Former Pointers’ head coach Rick Marcello said Townson has the right tools to run the spread option offense employed by the Rattlers.

“Gage has the foundation to be a very good quarterback,” said Marcello. “When we first got here, I told him we wanted to do the spread. He said he was more than willing and capable. I said, ‘you have no idea what you’re about to do. We have to work on your throwing motion and everything.’

“He adapted quickly. He’s such a good athlete. In my opinion, I told him all along, when you go to college you may want to be a quarterback and you could be a very good one, but don’t rule out playing any other position because he’s that good on the field. He can be a wide receiver, he can be a quarterback, he can be a defensive back, safety, anything he really wants to be.”

Townson said prior to his injury that a lot of schools talked to him about playing defensive back so he wouldn’t rule out anything.

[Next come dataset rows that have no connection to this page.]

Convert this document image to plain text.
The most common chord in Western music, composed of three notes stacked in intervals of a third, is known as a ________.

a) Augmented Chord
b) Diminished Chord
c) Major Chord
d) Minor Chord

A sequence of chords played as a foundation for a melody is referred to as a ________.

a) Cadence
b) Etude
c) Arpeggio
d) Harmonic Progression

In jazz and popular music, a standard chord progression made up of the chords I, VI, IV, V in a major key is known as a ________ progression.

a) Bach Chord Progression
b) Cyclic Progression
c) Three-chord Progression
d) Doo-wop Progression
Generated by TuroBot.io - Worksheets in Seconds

“If I’m on the field, I’m happy,” said Townson. “It doesn’t matter where I’m at. I love the quarterback position because I like having the ball and control of the game. But I love contact. I love defense. Defense is my favorite thing.”

Townson’s injury forced the Pointers to revamp their offense just before the season began and they struggled to go a 2-8 record.

Marcello was happy that Townson was getting a chance to play at the collegiate level.

“(Gage) has worked so hard. He started as a freshman really before he should have. He never played with fear. He had the confidence that you would want your starting quarterback to have, but at the same time always willing to learn which made him a dream for a coach,” said Marcello.

“This had been a day he’s been waiting for I know for a long period of time and I’m just glad to see him get it and he’s certainly deserving of it.”